Havana George in Ft Pierce makes a nice one. Defunct Falcon Coffee in Nashville’s We-Ho served a Colada, and did a solid job but the fate of that location seems to be up in the air.
If you are in Nashville, there is only one Colada that I know of existing. The good news is Soy Cubano in Nashville, owned by Javier Salado, takes supreme care with their version. Always espumita, always the perfect rich espresso taste. The Spanish word Sabor seems the most fitting. Perhaps because I’ve had conversations with Javier and his superlative team, they make the one that is in the back of my mind whenever I am in South Florida as the bar to meet. Additionally the food is as good or better than anything I’ve had in South Florida. Javier crushes the magic of those flavors. He doesn’t make anything harder than it has to be. Rice and Beans with a fried egg? Tostada to dip into coffee? Ropa Veijo? Yuca boiled? All of them are the essence of what makes those things a pleasure, executed without any unnecessary fuss.

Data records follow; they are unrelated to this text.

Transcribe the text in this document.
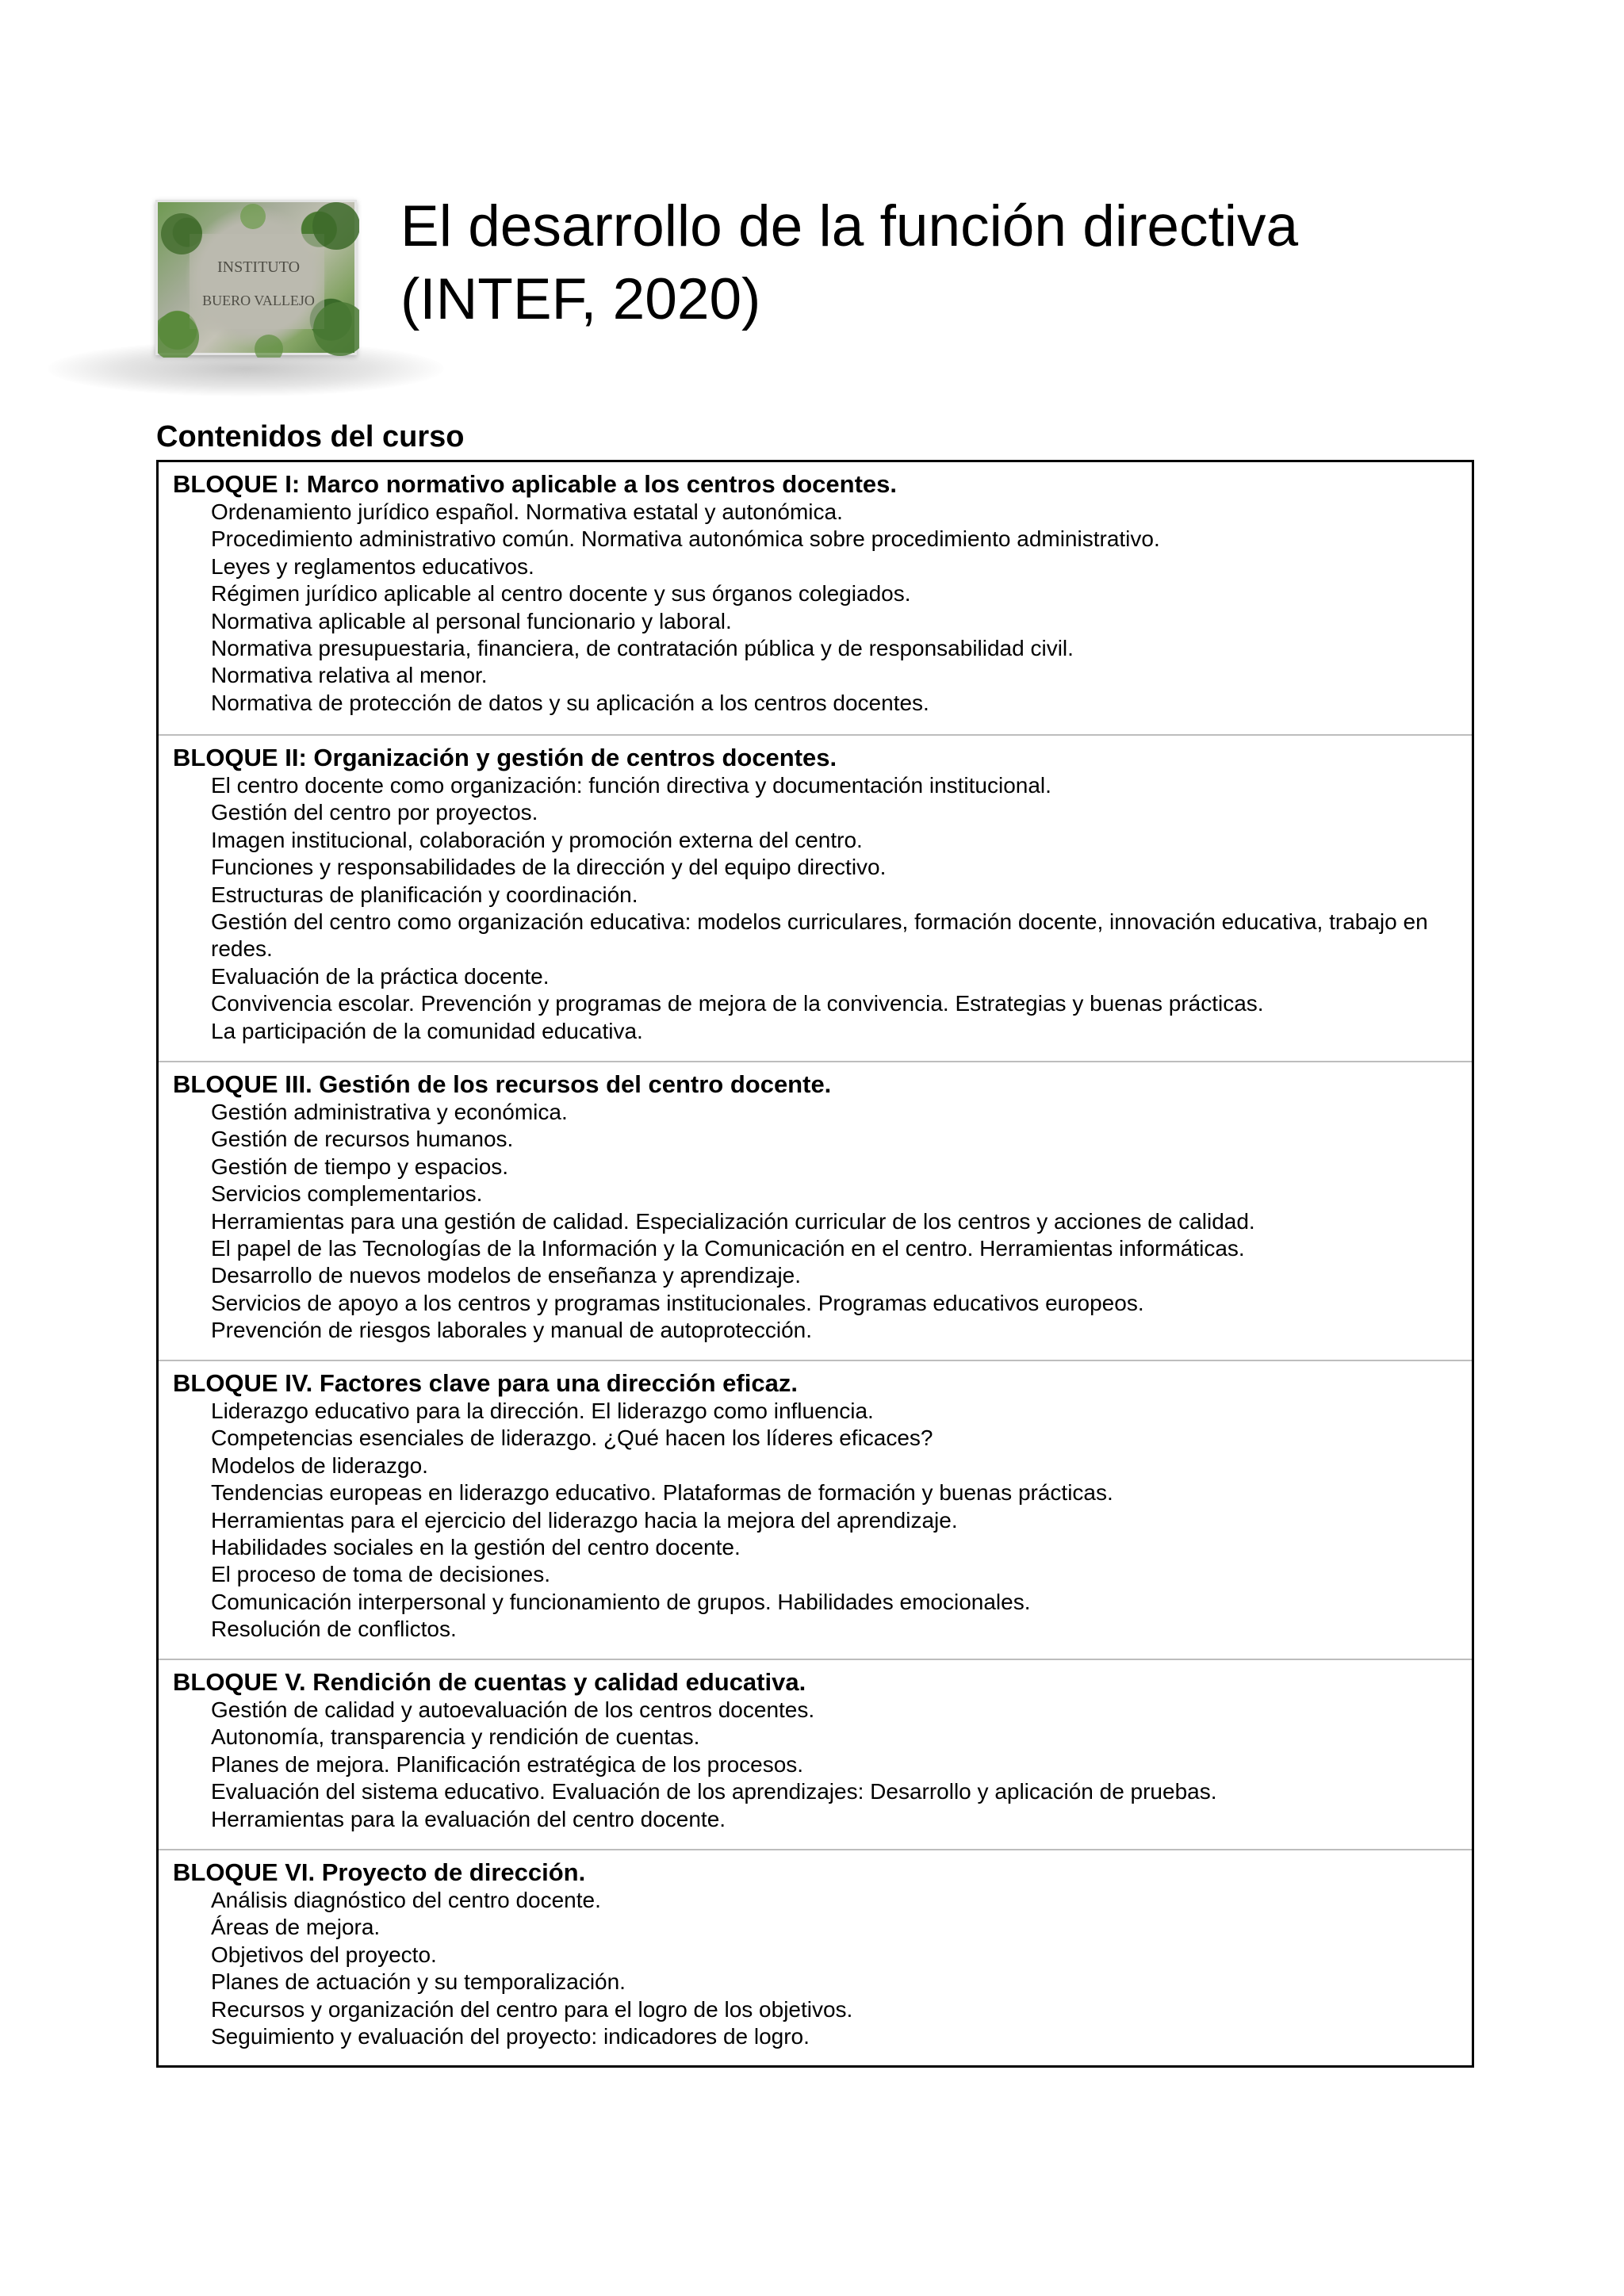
INSTITUTO
BUERO VALLEJO
El desarrollo de la función directiva
(INTEF, 2020)
Contenidos del curso
BLOQUE I: Marco normativo aplicable a los centros docentes.
Ordenamiento jurídico español. Normativa estatal y autonómica.
Procedimiento administrativo común. Normativa autonómica sobre procedimiento administrativo.
Leyes y reglamentos educativos.
Régimen jurídico aplicable al centro docente y sus órganos colegiados.
Normativa aplicable al personal funcionario y laboral.
Normativa presupuestaria, financiera, de contratación pública y de responsabilidad civil.
Normativa relativa al menor.
Normativa de protección de datos y su aplicación a los centros docentes.
BLOQUE II: Organización y gestión de centros docentes.
El centro docente como organización: función directiva y documentación institucional.
Gestión del centro por proyectos.
Imagen institucional, colaboración y promoción externa del centro.
Funciones y responsabilidades de la dirección y del equipo directivo.
Estructuras de planificación y coordinación.
Gestión del centro como organización educativa: modelos curriculares, formación docente, innovación educativa, trabajo en redes.
Evaluación de la práctica docente.
Convivencia escolar. Prevención y programas de mejora de la convivencia. Estrategias y buenas prácticas.
La participación de la comunidad educativa.
BLOQUE III. Gestión de los recursos del centro docente.
Gestión administrativa y económica.
Gestión de recursos humanos.
Gestión de tiempo y espacios.
Servicios complementarios.
Herramientas para una gestión de calidad. Especialización curricular de los centros y acciones de calidad.
El papel de las Tecnologías de la Información y la Comunicación en el centro. Herramientas informáticas.
Desarrollo de nuevos modelos de enseñanza y aprendizaje.
Servicios de apoyo a los centros y programas institucionales. Programas educativos europeos.
Prevención de riesgos laborales y manual de autoprotección.
BLOQUE IV. Factores clave para una dirección eficaz.
Liderazgo educativo para la dirección. El liderazgo como influencia.
Competencias esenciales de liderazgo. ¿Qué hacen los líderes eficaces?
Modelos de liderazgo.
Tendencias europeas en liderazgo educativo. Plataformas de formación y buenas prácticas.
Herramientas para el ejercicio del liderazgo hacia la mejora del aprendizaje.
Habilidades sociales en la gestión del centro docente.
El proceso de toma de decisiones.
Comunicación interpersonal y funcionamiento de grupos. Habilidades emocionales.
Resolución de conflictos.
BLOQUE V. Rendición de cuentas y calidad educativa.
Gestión de calidad y autoevaluación de los centros docentes.
Autonomía, transparencia y rendición de cuentas.
Planes de mejora. Planificación estratégica de los procesos.
Evaluación del sistema educativo. Evaluación de los aprendizajes: Desarrollo y aplicación de pruebas.
Herramientas para la evaluación del centro docente.
BLOQUE VI. Proyecto de dirección.
Análisis diagnóstico del centro docente.
Áreas de mejora.
Objetivos del proyecto.
Planes de actuación y su temporalización.
Recursos y organización del centro para el logro de los objetivos.
Seguimiento y evaluación del proyecto: indicadores de logro.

From https://eatsoycubano.com/gallery
I hope you enjoyed this detour on coffee. Note that when drinking an espresso I try to be reading, so books are involved. I’ve never been to and I want to go to CafeLaCarreta. The link takes you to their instructions for a Cuban Coffee, which in this case sounds like a Colada. Again, I wonder, maybe I don’t know anything about coffee.
I am always fascinated by the Colada but I’ve become a Cortado guy.
I rarely eat sweets. I am not a desert guy. I sometimes nibble on dark chocolate. In recent months I have switched to the Cortado with Oat Milk for me and no sugar as my go to, saving the Colada, just a shot or two, for a time with family and friends and hopefully future times at the barber shop.